Pellets of sweat dotted the man’s forehead. Wide, frightened eyes surveyed the surroundings while nurses and techs started an IV, positioned a green-plastic nasal cannula to deliver oxygen through his nostrils, and pasted EKG leads to his chest and extremities. Zack shook his hand. Calloused yellow-stained fingers, sallow skin reeking of stale tobacco. “How long since the pain started?”
“Maybe an hour.”
“Ever had it before?”
“Not like this.” Breaths came in shallow, rapid puffs.
A tech handed Zack the completed EKG. What he’d expected. “ST elevation in the precordial leads.
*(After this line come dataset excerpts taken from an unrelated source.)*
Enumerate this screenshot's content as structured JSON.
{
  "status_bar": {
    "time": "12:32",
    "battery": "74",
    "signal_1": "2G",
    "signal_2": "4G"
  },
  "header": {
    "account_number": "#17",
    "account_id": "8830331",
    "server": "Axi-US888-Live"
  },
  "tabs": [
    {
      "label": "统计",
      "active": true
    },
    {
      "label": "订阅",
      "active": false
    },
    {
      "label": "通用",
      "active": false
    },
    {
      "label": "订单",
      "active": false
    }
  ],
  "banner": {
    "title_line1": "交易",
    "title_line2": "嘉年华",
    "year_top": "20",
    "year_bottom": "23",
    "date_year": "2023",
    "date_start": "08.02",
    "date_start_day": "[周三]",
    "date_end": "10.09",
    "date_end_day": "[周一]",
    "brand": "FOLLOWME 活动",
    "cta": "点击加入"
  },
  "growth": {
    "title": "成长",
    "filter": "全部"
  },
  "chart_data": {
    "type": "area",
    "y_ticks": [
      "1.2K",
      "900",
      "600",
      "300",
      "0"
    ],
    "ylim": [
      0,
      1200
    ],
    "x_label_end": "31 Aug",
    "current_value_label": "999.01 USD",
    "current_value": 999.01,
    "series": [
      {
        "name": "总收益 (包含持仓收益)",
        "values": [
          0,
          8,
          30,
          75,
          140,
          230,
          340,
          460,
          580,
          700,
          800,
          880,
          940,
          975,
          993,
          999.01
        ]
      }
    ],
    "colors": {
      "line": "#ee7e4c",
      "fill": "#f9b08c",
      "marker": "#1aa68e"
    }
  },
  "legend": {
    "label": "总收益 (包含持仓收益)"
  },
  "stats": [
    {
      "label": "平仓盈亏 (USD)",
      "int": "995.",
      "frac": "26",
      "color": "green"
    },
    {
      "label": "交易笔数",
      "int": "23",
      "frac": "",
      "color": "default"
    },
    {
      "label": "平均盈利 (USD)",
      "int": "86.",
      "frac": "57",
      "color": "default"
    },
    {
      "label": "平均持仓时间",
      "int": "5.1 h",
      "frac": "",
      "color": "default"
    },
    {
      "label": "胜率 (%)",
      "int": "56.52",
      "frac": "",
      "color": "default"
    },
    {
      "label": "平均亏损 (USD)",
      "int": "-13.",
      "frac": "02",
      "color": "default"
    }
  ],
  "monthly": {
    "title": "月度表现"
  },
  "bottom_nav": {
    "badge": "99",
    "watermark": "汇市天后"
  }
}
Call a STEMI. Start the protocol.”
The unequivocal EKG, along with the acute symptoms, age, obesity, and smoker status, confirmed ST-segment elevation myocardial infarction, or STEMI; an evolving heart attack. Sudden blockage in a coronary artery had interrupted blood flow to a region of the heart. The muscle—myocardium—was dying but not yet dead. Zack recalled the axiom: Time is muscle. Muscle is life.
At Bethesda Metro Hospital, “Time is muscle” meant urgent heart catheterization to open the occluded artery with a tiny balloon threaded to the heart via catheter from the femoral artery in the groin. They had a narrow time-window in which to restore circulation to the compromised heart muscle before it became a hunk of inert tissue; or worse, the damage spread and killed their patient. Their goal: “door to balloon” in less than thirty minutes.
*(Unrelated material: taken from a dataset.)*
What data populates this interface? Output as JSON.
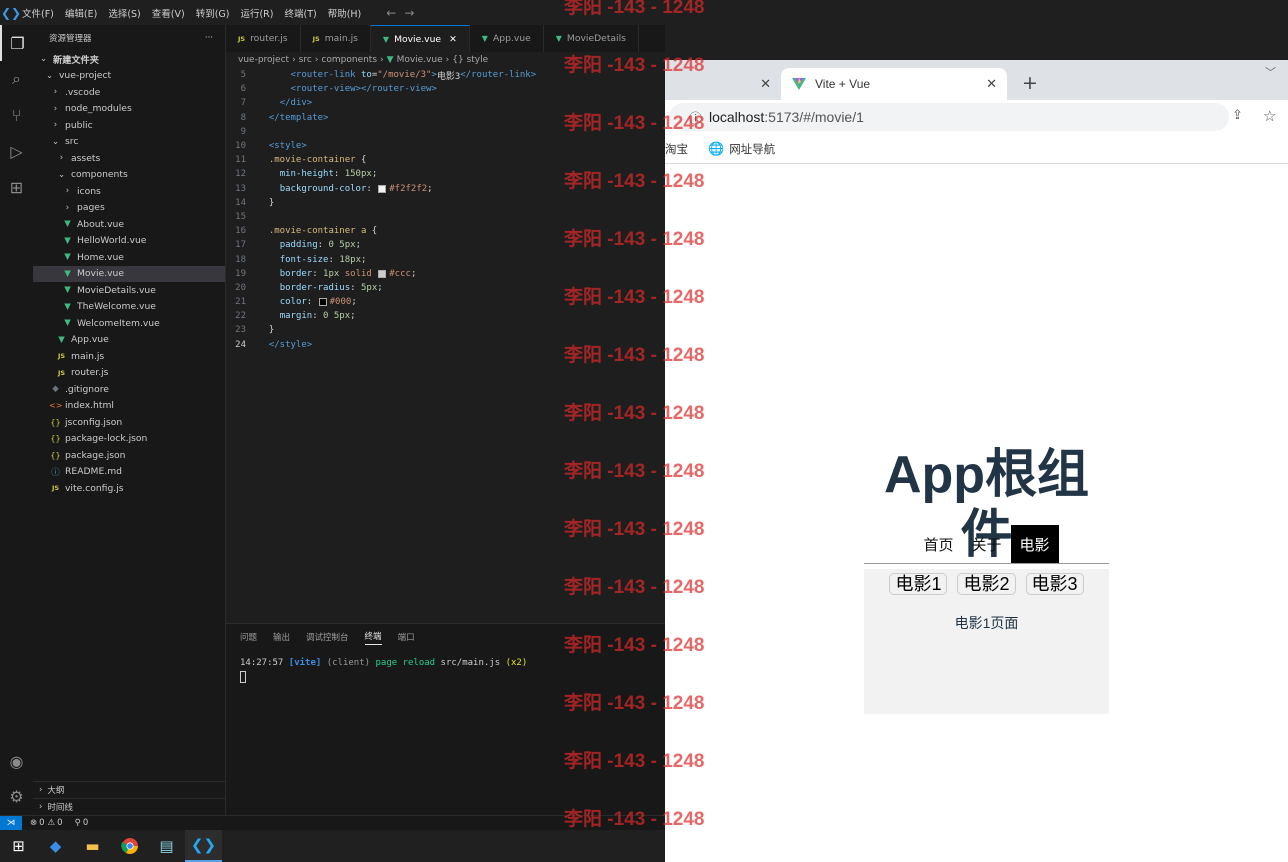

“Code STEMI, ER. Code STEMI, ER.” That announcement over the PA system summoned a specialized team to the patient. Meanwhile, the ER staff administered chewable aspirin (as a blood thinner), morphine by IV (to relieve pain and anxiety and reduce stress on the heart), and IV heparin (another blood thinner for the catheterization).
Zack stepped aside for the clamorous arrival of the STEMI team, led by Dr. Sevati Prakash, head of cardiology.
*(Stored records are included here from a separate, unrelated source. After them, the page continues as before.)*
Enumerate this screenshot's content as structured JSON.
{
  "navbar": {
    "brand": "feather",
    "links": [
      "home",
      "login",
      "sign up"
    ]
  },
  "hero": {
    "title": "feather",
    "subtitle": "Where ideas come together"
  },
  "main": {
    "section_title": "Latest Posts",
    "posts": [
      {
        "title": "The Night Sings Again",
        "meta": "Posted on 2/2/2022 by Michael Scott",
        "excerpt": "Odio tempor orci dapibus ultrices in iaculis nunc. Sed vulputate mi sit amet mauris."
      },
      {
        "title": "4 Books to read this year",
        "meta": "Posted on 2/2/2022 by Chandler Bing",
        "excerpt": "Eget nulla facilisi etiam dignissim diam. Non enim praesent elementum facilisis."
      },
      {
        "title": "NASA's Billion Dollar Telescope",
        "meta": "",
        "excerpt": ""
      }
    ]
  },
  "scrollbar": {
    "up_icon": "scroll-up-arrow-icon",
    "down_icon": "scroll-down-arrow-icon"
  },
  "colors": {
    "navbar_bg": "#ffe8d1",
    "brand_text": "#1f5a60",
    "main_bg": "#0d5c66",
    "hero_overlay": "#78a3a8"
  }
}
He passed her the EKG. “Textbook.”
Sevati skimmed the tracing, nodded, and approached the patient. “Sir, I’m Dr. Prakash, a cardiologist. You are having a heart attack, but we will do all we can to reverse it. I am taking you upstairs for heart catheterization. We expect to remove a clot in one of your coronary arteries, then we will place a stent to keep the artery open. Understand?”
The man nodded, a mask of terror frozen on his face.
Sevati gestured to the team. “Go.”
In an instant, a gaggle of six attendants wheeled the bed with the patient, attached IVs, oxygen tank, and heart monitor out of the room.
Zack stood alone in the abandoned space and looked at the timer on the wall. Twenty-two minutes from the patient’s arrival.